J) não só os dois identificados factos provados repetem essencialmente a mesma factualidade, o que necessariamente sempre imporia a sua correção, como as declarações da Ré C são suficientes para desmistificar a ideia de que o autor não foi contactado e que não teve oportunidade de expor a sua versão
K) Porque é essencialmente isso que a Mma.
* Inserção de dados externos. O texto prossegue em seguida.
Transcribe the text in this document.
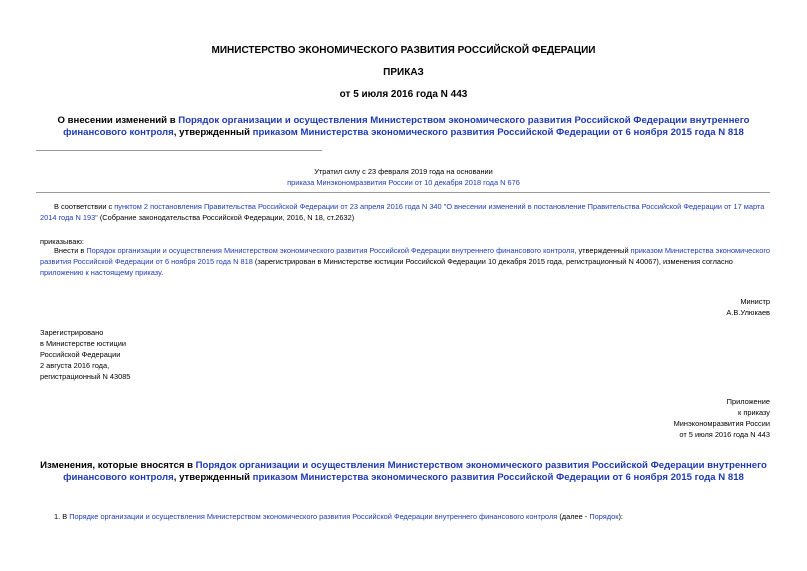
МИНИСТЕРСТВО ЭКОНОМИЧЕСКОГО РАЗВИТИЯ РОССИЙСКОЙ ФЕДЕРАЦИИ
ПРИКАЗ
от 5 июля 2016 года N 443
О внесении изменений в Порядок организации и осуществления Министерством экономического развития Российской Федерации внутреннего финансового контроля, утвержденный приказом Министерства экономического развития Российской Федерации от 6 ноября 2015 года N 818
Утратил силу с 23 февраля 2019 года на основании
приказа Минэкономразвития России от 10 декабря 2018 года N 676
В соответствии с пунктом 2 постановления Правительства Российской Федерации от 23 апреля 2016 года N 340 "О внесении изменений в постановление Правительства Российской Федерации от 17 марта 2014 года N 193" (Собрание законодательства Российской Федерации, 2016, N 18, ст.2632)
приказываю:
Внести в Порядок организации и осуществления Министерством экономического развития Российской Федерации внутреннего финансового контроля, утвержденный приказом Министерства экономического развития Российской Федерации от 6 ноября 2015 года N 818 (зарегистрирован в Министерстве юстиции Российской Федерации 10 декабря 2015 года, регистрационный N 40067), изменения согласно приложению к настоящему приказу.
Министр
А.В.Улюкаев
Зарегистрировано
в Министерстве юстиции
Российской Федерации
2 августа 2016 года,
регистрационный N 43085
Приложение
к приказу
Минэкономразвития России
от 5 июля 2016 года N 443
Изменения, которые вносятся в Порядок организации и осуществления Министерством экономического развития Российской Федерации внутреннего финансового контроля, утвержденный приказом Министерства экономического развития Российской Федерации от 6 ноября 2015 года N 818
1. В Порядке организации и осуществления Министерством экономического развития Российской Федерации внутреннего финансового контроля (далее - Порядок):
Juíza a quo pretende erradamente extrair destes dois repetidos factos provados
L) As declarações da Ré C, que se encontram gravadas através do sistema integrado de gravação digital da sessão de julgamento de 11/10/2022, com a referência 20221011103118, dos 2 minutos e 55 segundos, até aos 8 minutos e 20 segundo, impõem decisão diversa sobre esses factos
M) As declarações prestadas de forma credível, espontânea e serena, conclui-se que a jornalista tentou ouvir a versão do autor, entendeu que a melhor forma de o fazer era dirigir à assessoria de imprensa do banco um pedido para o seu contacto, que foi especificamente rejeitado, ficando a jornalista com a sensação de que não existia a vontade de esclarecer a questão.
N) Não existindo qualquer motivo ou prova que contrarie a sua versão dos factos e sendo para mais evidente – cfr. factos provado 37 e 37 – que enviou ao Banco um pedido de esclarecimentos que incluía especificamente o pedido de contato do Autor, que também especificamente rejeitou prestar esclarecimentos, assim sendo clara que pretendeu ouvir a sua versão e lhe concedeu oportunidade para isso.
O) Devem por isso ser completamente eliminados da matéria de facto provada os aludidos factos n.º 67 e 73, até por, para mais, comportam em si mesmos a visão jurídica que a Mma. Juíza tinha reservado para os presentes autos e que também já é patente das sucessivas e orientadas interrupções do depoimento da jornalista e que se podem verificar na audição do trecho supra salientado.
P) Da mesma forma, os factos 80 e 81, em que o Mma. Juiz a quo fixa que a jornalista poderia ter informado a mandatária do autor e que esta alegou que tinha prova documental da sua inocência, não têm sustentação na prova e, para mais são em grande medida conclusivos.